In League With the Legends of Runeterra - Endure Spiders and Mageseeker Lux

We're still on the Legends of Runeterra bandwagon, and I don't see us stopping anytime soon. This game has really caught my attention, and it's still amazing what Riot has managed to do with the Collectible Card Game genre.

And of course, we wouldn't be on brand if I didn't eventually try to run some form of control deck.

As a reminder, I get all the decks I run from MobaLytics.

Deck Import Codes:

One of the things I've noticed is that control works a lot differently here than it does in games like Magic, even if the underlying concept is the same. All a control deck seeks to do is stall the game until they can outpace faster decks with long-term, more gradual value. Normally, but not always, in the form of bigger win conditions

In Magic, that translates into "Play enough removal and board clear to make sure aggressive decks can't attack you down. Then, use spells to draw extra and outpace them in the long game." The game is packed with many different ways to direct destroy or exile problem creatures and threats our opponents may be playing. Damage spells can work too, but they're less reliable since damage is removed at the end of a turn.

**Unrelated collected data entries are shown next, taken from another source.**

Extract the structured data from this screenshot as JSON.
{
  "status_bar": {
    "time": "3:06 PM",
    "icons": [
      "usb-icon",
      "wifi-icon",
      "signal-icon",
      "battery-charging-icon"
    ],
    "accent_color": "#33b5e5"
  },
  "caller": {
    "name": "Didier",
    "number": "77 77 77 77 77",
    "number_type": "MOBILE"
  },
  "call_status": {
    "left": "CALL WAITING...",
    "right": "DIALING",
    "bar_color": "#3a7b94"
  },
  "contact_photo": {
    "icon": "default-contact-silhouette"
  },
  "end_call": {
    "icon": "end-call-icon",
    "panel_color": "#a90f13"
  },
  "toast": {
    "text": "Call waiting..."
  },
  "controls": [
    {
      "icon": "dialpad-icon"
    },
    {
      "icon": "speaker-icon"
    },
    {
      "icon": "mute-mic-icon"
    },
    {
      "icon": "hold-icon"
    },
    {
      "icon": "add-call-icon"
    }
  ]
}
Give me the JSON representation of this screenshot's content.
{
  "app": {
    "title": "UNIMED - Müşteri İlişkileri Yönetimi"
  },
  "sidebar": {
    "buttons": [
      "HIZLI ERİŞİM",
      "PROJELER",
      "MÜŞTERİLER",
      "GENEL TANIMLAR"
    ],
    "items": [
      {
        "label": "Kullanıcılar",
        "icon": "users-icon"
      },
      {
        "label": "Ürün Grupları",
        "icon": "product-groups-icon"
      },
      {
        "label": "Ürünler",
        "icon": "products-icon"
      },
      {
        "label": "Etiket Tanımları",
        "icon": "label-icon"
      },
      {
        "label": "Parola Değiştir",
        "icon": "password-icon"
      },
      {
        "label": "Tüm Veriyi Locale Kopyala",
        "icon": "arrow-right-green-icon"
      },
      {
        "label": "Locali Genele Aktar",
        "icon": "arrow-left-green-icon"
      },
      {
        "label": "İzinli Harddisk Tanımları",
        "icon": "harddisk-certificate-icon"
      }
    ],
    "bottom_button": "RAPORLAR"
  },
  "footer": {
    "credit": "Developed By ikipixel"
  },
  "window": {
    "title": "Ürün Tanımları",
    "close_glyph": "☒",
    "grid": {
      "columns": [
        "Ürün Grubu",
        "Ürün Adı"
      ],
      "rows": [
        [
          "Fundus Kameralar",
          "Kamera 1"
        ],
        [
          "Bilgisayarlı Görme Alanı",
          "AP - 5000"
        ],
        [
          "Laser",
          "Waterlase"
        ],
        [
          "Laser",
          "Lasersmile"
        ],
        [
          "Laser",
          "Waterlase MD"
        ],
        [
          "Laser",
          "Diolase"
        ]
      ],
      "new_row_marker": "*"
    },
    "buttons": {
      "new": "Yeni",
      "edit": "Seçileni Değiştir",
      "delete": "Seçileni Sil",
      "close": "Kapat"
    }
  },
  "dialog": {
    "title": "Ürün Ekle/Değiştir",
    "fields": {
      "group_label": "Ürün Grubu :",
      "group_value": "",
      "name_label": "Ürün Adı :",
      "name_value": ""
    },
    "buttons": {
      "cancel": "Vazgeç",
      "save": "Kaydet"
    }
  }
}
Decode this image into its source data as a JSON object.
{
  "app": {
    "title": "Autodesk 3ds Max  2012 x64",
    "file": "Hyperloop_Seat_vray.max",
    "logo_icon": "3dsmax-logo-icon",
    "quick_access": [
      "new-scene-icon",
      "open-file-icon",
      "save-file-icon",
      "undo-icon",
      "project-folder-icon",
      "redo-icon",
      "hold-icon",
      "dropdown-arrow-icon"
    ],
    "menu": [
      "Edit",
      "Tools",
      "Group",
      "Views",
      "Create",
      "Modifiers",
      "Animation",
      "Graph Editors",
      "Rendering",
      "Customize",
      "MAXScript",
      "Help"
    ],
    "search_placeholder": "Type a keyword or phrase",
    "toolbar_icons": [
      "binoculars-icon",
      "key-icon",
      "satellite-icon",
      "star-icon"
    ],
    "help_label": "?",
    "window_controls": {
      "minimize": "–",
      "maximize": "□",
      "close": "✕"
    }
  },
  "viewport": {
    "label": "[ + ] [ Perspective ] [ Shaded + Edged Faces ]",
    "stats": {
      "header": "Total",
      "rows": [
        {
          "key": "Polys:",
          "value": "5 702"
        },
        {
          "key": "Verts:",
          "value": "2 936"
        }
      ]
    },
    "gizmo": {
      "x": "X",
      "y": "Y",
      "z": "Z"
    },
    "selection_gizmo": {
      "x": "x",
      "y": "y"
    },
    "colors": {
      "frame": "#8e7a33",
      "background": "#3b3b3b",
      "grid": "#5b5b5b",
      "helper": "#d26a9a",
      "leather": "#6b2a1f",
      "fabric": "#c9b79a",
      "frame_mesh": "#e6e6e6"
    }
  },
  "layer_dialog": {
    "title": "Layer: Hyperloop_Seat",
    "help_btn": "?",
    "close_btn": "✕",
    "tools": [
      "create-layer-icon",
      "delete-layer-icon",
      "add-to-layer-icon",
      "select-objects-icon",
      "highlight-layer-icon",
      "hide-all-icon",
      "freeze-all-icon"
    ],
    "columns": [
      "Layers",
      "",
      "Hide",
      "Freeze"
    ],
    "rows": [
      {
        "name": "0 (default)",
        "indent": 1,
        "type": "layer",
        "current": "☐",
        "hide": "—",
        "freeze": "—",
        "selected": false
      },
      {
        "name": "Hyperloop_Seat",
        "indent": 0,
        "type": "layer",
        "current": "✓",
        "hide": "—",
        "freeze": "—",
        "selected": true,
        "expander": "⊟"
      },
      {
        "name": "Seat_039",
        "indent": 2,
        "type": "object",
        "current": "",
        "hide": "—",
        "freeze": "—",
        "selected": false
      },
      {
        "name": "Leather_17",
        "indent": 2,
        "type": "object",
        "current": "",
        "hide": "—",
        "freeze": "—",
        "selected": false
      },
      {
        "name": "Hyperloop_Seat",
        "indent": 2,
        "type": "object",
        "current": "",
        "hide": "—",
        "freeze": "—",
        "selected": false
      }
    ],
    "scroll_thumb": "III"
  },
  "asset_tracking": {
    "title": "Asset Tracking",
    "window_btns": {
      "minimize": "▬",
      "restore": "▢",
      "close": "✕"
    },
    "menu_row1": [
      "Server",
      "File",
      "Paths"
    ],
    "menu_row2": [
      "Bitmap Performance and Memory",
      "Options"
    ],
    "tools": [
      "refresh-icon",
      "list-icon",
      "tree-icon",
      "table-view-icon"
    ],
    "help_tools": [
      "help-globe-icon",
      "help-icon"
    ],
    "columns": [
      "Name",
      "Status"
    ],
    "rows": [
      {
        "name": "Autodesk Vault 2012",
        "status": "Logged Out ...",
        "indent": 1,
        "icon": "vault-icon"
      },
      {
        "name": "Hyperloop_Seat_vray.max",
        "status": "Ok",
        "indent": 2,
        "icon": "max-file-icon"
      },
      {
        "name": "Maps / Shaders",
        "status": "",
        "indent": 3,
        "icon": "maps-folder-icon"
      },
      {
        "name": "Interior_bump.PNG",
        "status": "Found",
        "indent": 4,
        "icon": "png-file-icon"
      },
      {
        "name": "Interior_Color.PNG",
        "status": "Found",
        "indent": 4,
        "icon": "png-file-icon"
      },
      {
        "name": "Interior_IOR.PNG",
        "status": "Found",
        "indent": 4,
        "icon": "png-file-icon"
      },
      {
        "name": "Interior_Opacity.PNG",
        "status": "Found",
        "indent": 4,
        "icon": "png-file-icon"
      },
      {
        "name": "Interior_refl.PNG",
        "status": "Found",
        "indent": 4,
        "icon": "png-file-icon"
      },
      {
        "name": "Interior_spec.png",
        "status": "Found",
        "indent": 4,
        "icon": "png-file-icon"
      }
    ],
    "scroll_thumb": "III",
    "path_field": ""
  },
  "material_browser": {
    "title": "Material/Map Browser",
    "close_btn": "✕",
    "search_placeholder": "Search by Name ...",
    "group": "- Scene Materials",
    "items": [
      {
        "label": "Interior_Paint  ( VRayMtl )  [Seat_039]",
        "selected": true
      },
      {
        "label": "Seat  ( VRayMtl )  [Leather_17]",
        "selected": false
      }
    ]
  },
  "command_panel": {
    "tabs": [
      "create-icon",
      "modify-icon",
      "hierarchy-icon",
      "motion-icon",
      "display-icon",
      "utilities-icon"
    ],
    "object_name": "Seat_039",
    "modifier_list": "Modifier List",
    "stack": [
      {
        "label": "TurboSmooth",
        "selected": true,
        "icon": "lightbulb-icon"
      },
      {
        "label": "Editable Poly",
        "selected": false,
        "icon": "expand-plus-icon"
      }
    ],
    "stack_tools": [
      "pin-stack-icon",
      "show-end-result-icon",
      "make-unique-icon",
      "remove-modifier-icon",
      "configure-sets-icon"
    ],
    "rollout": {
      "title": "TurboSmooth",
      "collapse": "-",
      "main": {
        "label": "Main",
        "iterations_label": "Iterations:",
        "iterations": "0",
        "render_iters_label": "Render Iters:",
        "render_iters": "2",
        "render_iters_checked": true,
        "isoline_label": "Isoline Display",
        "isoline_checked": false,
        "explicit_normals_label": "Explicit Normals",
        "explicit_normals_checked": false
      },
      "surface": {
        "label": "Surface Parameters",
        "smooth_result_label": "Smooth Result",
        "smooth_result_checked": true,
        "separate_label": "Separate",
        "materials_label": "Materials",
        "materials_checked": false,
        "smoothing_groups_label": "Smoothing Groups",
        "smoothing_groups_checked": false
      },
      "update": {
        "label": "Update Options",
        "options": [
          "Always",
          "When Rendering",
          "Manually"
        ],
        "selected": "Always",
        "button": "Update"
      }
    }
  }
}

Here in Runeterra, the idea carries over, but the execution is almost wholly different due to the systems at play. Direct removal and board clear isn't something you see very often since only the Shadow Isles (and more conditional removal from Noxus) have access to that type of spell. However, damage is persistent in Legends, meaning that damage spells and units with challenger that can be protected with cheap combat tricks substitute for what would function as removal in other games.

Further, while card draw is important, and many of our spells will help us sift through of deck while damaging our opponents, the digital nature of the game allows us to generate spells and allies with our abilities. At the high end, we aren't so much drawing cards as much as we are creating them, generating value through those type of effects.

The net result is that even decks like this feel aggressive in their own way, but instead of relying on big board clears, we use our forces to make favorable trades and take out our opponent's units before they attack us. It's quite dynamic, with many low-level decisions that need to be made.